In honor of former Supreme Court Chief Justices Edward Douglass White (1845-1921) and Oliver Wendell Holmes, Jr. (1841-1935), the Law Library of Congress will present excerpts from “Father Chief Justice,” a play by Louisiana State University law professor Paul R. Baier about the court’s ninth chief justice.
The play about the Louisiana-born White will be presented on Mardi Gras, Tuesday, March 8 at 2 p.m
. in the Coolidge Auditorium, located on the ground floor of the Library’s Thomas Jefferson Building, 10 First Street, S.E., Washington, D.C. The event is free and open to the public. Advance reservations are required at (202) 707-5065 or [email protected]
The play provides a portrait of White in significant stages of his life. One act depicts his experiences in the Battle of Antietam facing death with his then enemy-in-arms Captain Oliver Wendell Holmes, Jr. As the play continues, the audience witnesses the transformation of the relationship between White and Holmes from enemies to respected colleagues. White is again at Holmes’ side during World War I, when freedom of speech was at risk, in the “Campaign of the Constitution” scare.
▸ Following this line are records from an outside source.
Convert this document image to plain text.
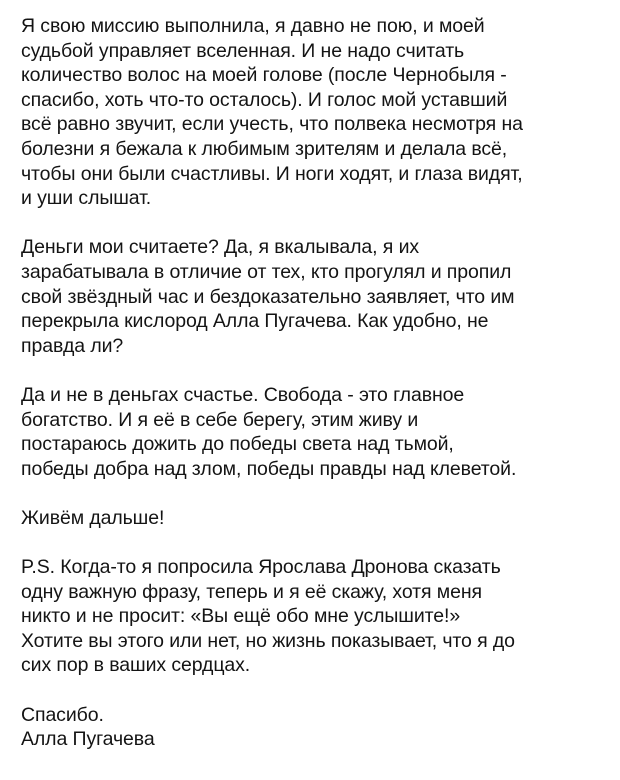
Я свою миссию выполнила, я давно не пою, и моей
судьбой управляет вселенная. И не надо считать
количество волос на моей голове (после Чернобыля -
спасибо, хоть что-то осталось). И голос мой уставший
всё равно звучит, если учесть, что полвека несмотря на
болезни я бежала к любимым зрителям и делала всё,
чтобы они были счастливы. И ноги ходят, и глаза видят,
и уши слышат.
Деньги мои считаете? Да, я вкалывала, я их
зарабатывала в отличие от тех, кто прогулял и пропил
свой звёздный час и бездоказательно заявляет, что им
перекрыла кислород Алла Пугачева. Как удобно, не
правда ли?
Да и не в деньгах счастье. Свобода - это главное
богатство. И я её в себе берегу, этим живу и
постараюсь дожить до победы света над тьмой,
победы добра над злом, победы правды над клеветой.
Живём дальше!
P.S. Когда-то я попросила Ярослава Дронова сказать
одну важную фразу, теперь и я её скажу, хотя меня
никто и не просит: «Вы ещё обо мне услышите!»
Хотите вы этого или нет, но жизнь показывает, что я до
сих пор в ваших сердцах.
Спасибо.
Алла Пугачева
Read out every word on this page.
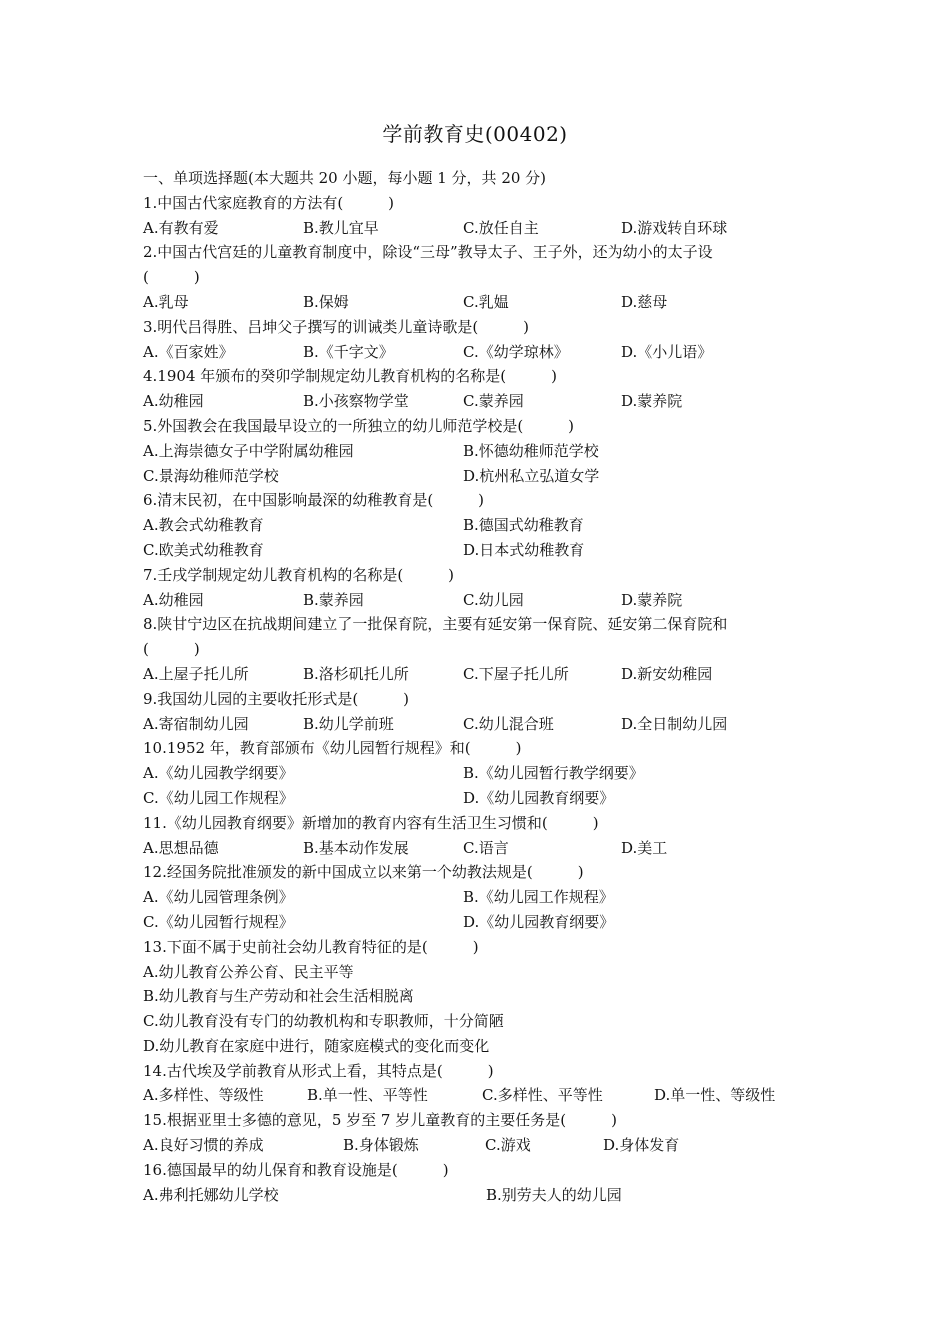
学前教育史(00402)
一、单项选择题(本大题共 20 小题，每小题 1 分，共 20 分)
1.中国古代家庭教育的方法有(　　　)
A.有教有爱	B.教儿宜早	C.放任自主	D.游戏转自环球
2.中国古代宫廷的儿童教育制度中，除设“三母”教导太子、王子外，还为幼小的太子设
(　　　)
A.乳母	B.保姆	C.乳媪	D.慈母
3.明代吕得胜、吕坤父子撰写的训诫类儿童诗歌是(　　　)
A.《百家姓》	B.《千字文》	C.《幼学琼林》	D.《小儿语》
4.1904 年颁布的癸卯学制规定幼儿教育机构的名称是(　　　)
A.幼稚园	B.小孩察物学堂	C.蒙养园	D.蒙养院
5.外国教会在我国最早设立的一所独立的幼儿师范学校是(　　　)
A.上海崇德女子中学附属幼稚园	B.怀德幼稚师范学校
C.景海幼稚师范学校	D.杭州私立弘道女学
6.清末民初，在中国影响最深的幼稚教育是(　　　)
A.教会式幼稚教育	B.德国式幼稚教育
C.欧美式幼稚教育	D.日本式幼稚教育
7.壬戌学制规定幼儿教育机构的名称是(　　　)
A.幼稚园	B.蒙养园	C.幼儿园	D.蒙养院
8.陕甘宁边区在抗战期间建立了一批保育院，主要有延安第一保育院、延安第二保育院和
(　　　)
A.上屋子托儿所	B.洛杉矶托儿所	C.下屋子托儿所	D.新安幼稚园
9.我国幼儿园的主要收托形式是(　　　)
A.寄宿制幼儿园	B.幼儿学前班	C.幼儿混合班	D.全日制幼儿园
10.1952 年，教育部颁布《幼儿园暂行规程》和(　　　)
A.《幼儿园教学纲要》	B.《幼儿园暂行教学纲要》
C.《幼儿园工作规程》	D.《幼儿园教育纲要》
11.《幼儿园教育纲要》新增加的教育内容有生活卫生习惯和(　　　)
A.思想品德	B.基本动作发展	C.语言	D.美工
12.经国务院批准颁发的新中国成立以来第一个幼教法规是(　　　)
A.《幼儿园管理条例》	B.《幼儿园工作规程》
C.《幼儿园暂行规程》	D.《幼儿园教育纲要》
13.下面不属于史前社会幼儿教育特征的是(　　　)
A.幼儿教育公养公育、民主平等
B.幼儿教育与生产劳动和社会生活相脱离
C.幼儿教育没有专门的幼教机构和专职教师，十分简陋
D.幼儿教育在家庭中进行，随家庭模式的变化而变化
14.古代埃及学前教育从形式上看，其特点是(　　　)
A.多样性、等级性	B.单一性、平等性	C.多样性、平等性	D.单一性、等级性
15.根据亚里士多德的意见，5 岁至 7 岁儿童教育的主要任务是(　　　)
A.良好习惯的养成	B.身体锻炼	C.游戏	D.身体发育
16.德国最早的幼儿保育和教育设施是(　　　)
A.弗利托娜幼儿学校	B.别劳夫人的幼儿园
In recognition of their deep and abiding respect for each other, White and Holmes exchanged red roses every Constitution Day, Sept. 17, which, coincidentally, is the anniversary of the Battle of Antietam in 1862 and the day that delegates at the U.S. Constitutional Convention signed the Constitution in 1787.
Playwright and law professor Baier also plays the role of Richard Henry James (“Jesse”), a close friend of Justice White. It also stars Charles Cooper, Cooper & Kirk, PLLC, as Chief Justice White; Ronald Flagg, president of the District of Columbia Bar, as Justice John Marshall Harlan; Tom Goldstein, U.S. Supreme Court blogger, as Justice Louis Brandeis; Donald A. Hoffman, Hoffman Seydel, LLC, as a young Justice Holmes; Law Librarian of Congress Roberta I. Shaffer as Fanny Holmes; and Jacob A. Stein, Stein, Mitchell & Muse, LLP, as an older Justice Holmes.
Established by an act of Congress in 1832, the Law Library makes its resources available to members of Congress, the Supreme Court, other branches of the U.S. government and the global legal community, and sustains and preserves a universal collection of law for future generations. With more than 2.6 million volumes, the Law Library contains the world’s largest collection of law books and other resources from all countries and provides online databases and guides to legal information worldwide through its website at www.loc.gov/law/
Founded in 1800, the Library of Congress is the nation’s oldest federal cultural institution. The Library holds more than 147 million items, including the papers of 39 justices and chief justices of the Supreme Court, including John Marshall, Roger B. Taney, Charles Evans Hughes, Thurgood Marshall, Earl Warren, Hugo Black, William O. Douglas and Harry Blackmun. The Library also holds a collection of more than 220 items pertaining to Justice Holmes and a 72-microfilm edition derived from the Oliver Wendell Holmes Papers at Harvard University. Many of the Library’s rich resources can be accessed through its website at www.loc.gov
and via interactive exhibitions on a personalized website at myLOC.gov
The presentation is made possible by the Friends of the Law Library with the support of Georgetown University Law Center, LexisNexis, the Louisiana Bar Foundation, the Supreme Court Historical Society, the Supreme Court of Louisiana Historical Society and Wolters Kluwer Law & Business.